The other morning, Duncan got out of bed, wearing a T-shirt and underwear. As he was walking around, looking for some pants to put on, Owen chimed in: “Daddy! Put some pants on. I don’t want to see your underwear! You have to wear pants if you want to have breakfast.”

This is the child who runs around the house before his bath, shrieking, “I’m naked! I’m a naked boy in your bed! I’m a naked boy in the hall!” He even said goodbye to one of our friends with a naked-boy dance/hug.

In any case, I hold out some hope that for Owen, as well as for myself, the day will come when modesty will prevail.

Parts that Nature Taught us to Conceal

Help.

Now, it’s not chronic, and I don’t know if he says this to anyone else, but lately, Owen has been yelling out “boobies and penises!” (quite joyfully), to see if he can get a reaction out of us. We try not to react. We tell him that it’s not appropriate. That it’s not polite. That we all have these things but we don’t talk about them.

“We all have boobies and penises?”

“Yes. Well, no. Only boys have penises.”

“But everybody have boobies?”

“Well, sort of, except some are bigger than others.”

“I have little boobies?”

“Yes”

“And you have…” (You see where this is going).

Owen has yet to ask “why” with any degree of seriousness. When we ask him why he’s sad, or why he’s grumpy, he usually responds by saying “I sad because I sad” or “I grumpy because I no want to do that.” Last week, when he got to daycare late because of a trip to the doctor, he cried so much Duncan had to pick him up almost immediately. Back home (and perfectly well, by the way), we asked him “Why didn’t you want to be at daycare, Owen?”

He turned the question back on us: “I was at daycare and I cried and I was sad, and Daddy came to get me and he say why you sad, Owen, why, why, why?” Pause. “I happy now.”

Anyway, I keep anticipating his question, “why” – why don’t we talk about penises and boobies? Social convention? Because we cover them with clothes and like to pretend that they don’t exist?

I was teaching Part IV of Gulliver’s Travels today (the section on the Houyhnhnms and Yahoos). The Houyhnhnms, hyper-rational talking horses, do not understand Gulliver’s desire to wear clothing. Gulliver explains that clothes are essentially worn to protect against “the inclemencies of air, both hot and cold,” but he also asks that his Houyhnhnm master not force him to reveal “those parts that nature taught us to conceal.”  His master replies that Gulliver’s “discourse was all very strange, but especially the last part; for he could not understand, why nature should teach us to conceal what nature had given; that neither himself nor family were ashamed of any parts of their bodies.”

Gulliver’s comment is meant to be ironic, since it is not nature but custom that prevents us from showing our private parts; to the Houyhnhnms, clothing seems to be another form of concealment practiced by humankind, a kind of sartorial lying (or, in Houyhnhnm speech, “the thing which is not“).

I try to be honest with Owen.
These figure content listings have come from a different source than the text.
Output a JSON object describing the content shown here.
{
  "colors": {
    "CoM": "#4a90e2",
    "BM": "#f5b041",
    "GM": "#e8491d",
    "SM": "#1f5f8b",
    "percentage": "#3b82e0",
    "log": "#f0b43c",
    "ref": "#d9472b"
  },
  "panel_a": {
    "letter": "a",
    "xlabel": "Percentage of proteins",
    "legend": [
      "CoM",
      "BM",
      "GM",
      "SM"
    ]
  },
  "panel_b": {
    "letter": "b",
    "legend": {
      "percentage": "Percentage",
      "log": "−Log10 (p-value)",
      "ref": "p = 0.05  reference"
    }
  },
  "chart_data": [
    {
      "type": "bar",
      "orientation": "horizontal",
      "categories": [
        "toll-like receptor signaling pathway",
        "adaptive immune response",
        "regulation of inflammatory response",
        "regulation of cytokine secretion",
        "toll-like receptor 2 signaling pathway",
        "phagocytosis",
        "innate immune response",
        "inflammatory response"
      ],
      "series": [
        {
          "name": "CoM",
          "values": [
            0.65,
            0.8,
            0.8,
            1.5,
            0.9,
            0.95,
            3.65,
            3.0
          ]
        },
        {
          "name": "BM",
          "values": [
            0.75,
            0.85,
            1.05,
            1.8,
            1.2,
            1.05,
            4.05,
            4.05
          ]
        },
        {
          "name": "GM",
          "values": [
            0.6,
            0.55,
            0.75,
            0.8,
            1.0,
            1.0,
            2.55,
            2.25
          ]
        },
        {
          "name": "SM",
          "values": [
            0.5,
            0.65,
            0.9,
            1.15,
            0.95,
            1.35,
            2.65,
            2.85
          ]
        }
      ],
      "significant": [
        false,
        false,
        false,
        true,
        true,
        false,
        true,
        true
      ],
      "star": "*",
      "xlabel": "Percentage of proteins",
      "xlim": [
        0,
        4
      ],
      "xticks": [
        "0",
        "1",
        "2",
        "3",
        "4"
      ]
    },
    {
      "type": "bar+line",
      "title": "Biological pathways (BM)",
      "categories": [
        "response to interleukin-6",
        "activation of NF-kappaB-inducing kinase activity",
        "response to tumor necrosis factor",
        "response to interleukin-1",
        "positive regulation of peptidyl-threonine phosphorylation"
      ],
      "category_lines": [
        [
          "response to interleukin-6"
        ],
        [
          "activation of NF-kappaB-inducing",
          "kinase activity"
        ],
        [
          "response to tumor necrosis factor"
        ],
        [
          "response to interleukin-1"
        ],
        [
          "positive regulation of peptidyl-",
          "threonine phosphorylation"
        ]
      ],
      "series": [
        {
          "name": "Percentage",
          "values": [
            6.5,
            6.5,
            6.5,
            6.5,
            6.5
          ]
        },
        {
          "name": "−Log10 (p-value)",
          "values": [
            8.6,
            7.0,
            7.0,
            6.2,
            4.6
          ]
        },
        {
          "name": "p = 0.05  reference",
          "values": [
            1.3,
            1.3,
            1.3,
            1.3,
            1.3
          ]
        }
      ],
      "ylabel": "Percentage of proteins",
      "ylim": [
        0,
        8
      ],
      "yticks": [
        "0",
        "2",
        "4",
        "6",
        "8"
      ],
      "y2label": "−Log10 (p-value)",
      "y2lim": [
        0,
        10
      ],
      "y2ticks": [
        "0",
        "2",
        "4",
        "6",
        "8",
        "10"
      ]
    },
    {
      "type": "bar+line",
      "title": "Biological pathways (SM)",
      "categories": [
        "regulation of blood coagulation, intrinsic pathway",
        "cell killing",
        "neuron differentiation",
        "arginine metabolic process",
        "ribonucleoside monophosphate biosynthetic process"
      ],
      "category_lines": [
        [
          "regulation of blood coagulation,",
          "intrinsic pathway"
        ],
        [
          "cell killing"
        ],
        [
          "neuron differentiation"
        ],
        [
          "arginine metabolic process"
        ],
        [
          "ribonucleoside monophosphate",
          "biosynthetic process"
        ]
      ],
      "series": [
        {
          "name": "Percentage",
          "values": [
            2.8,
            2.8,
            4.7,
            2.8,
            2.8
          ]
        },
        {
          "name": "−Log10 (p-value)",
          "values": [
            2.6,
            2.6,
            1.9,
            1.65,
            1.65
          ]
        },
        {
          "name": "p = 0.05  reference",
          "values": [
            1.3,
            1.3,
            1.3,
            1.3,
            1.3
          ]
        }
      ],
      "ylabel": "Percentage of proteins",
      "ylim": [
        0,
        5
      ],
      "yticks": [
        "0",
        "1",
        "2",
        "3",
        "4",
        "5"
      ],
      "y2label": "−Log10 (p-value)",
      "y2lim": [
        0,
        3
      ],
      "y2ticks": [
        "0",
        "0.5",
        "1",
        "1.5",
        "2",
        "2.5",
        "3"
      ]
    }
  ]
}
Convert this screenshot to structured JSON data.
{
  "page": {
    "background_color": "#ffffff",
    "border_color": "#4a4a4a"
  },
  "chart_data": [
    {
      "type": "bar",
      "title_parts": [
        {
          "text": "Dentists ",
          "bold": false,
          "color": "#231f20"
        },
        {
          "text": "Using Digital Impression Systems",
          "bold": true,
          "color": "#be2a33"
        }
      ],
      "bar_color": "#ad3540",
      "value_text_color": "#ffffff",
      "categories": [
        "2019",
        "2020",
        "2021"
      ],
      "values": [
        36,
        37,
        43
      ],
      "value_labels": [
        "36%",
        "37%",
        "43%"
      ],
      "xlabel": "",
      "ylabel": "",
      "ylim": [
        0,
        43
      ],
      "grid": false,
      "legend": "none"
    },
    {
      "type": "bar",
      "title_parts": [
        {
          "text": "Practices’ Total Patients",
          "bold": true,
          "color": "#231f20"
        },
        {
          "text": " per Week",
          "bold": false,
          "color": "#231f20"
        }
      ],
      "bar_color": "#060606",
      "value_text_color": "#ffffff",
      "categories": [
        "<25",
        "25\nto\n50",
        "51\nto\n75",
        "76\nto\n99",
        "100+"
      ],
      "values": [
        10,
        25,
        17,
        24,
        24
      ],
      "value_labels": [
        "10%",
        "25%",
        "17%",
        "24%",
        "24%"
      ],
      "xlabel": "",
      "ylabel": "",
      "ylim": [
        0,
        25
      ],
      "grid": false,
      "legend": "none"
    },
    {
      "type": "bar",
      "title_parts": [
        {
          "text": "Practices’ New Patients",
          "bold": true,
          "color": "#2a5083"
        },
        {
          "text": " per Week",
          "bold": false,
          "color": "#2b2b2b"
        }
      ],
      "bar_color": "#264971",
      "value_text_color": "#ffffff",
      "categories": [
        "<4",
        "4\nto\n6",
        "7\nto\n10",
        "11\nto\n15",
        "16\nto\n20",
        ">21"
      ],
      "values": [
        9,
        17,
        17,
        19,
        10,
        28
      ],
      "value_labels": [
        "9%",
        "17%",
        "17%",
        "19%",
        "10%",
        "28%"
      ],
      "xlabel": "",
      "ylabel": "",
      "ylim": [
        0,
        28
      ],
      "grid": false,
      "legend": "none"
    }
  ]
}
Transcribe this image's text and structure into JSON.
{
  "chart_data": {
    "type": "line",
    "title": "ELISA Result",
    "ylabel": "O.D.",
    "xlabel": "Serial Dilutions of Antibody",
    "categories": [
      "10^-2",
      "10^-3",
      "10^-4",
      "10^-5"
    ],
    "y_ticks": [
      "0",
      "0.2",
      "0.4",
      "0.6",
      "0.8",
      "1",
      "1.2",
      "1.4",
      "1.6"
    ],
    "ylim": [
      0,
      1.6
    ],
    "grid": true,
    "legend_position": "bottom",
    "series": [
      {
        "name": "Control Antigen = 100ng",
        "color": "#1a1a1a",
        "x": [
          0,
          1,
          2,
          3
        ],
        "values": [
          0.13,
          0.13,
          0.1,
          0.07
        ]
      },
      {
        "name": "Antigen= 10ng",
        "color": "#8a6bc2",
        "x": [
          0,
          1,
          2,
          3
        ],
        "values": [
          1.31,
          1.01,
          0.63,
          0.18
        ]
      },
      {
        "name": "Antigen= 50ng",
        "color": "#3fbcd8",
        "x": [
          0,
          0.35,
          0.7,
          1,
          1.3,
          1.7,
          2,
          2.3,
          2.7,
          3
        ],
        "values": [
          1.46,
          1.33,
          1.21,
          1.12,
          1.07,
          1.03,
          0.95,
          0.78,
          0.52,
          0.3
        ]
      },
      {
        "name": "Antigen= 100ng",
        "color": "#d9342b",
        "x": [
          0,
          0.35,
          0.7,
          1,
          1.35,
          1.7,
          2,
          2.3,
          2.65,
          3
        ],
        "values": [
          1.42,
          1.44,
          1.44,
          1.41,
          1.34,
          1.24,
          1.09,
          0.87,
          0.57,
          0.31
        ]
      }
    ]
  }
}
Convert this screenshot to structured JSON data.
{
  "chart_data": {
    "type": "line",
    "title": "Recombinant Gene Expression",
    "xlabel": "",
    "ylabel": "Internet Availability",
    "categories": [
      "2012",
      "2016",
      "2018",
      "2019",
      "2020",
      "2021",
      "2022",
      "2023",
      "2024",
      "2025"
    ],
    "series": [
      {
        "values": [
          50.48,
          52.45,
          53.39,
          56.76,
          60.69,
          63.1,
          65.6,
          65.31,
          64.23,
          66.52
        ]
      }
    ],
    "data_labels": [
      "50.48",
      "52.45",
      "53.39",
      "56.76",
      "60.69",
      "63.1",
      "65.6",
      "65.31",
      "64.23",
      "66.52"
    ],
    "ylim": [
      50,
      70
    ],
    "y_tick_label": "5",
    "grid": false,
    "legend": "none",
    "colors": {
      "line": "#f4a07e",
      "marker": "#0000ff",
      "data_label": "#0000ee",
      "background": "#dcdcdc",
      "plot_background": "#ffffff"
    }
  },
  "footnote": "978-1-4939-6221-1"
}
I try to tell him the truth, so that even if he doesn’t understand exactly what I’m explaining, I’ve at least tried. But in this case, I feel a bit two-faced. I don’t at all want him going to daycare and asking people about penises and boobies. But I am also having a hard time of thinking up a real reason why he can’t.

I would love to hear how you have negotiated these waters.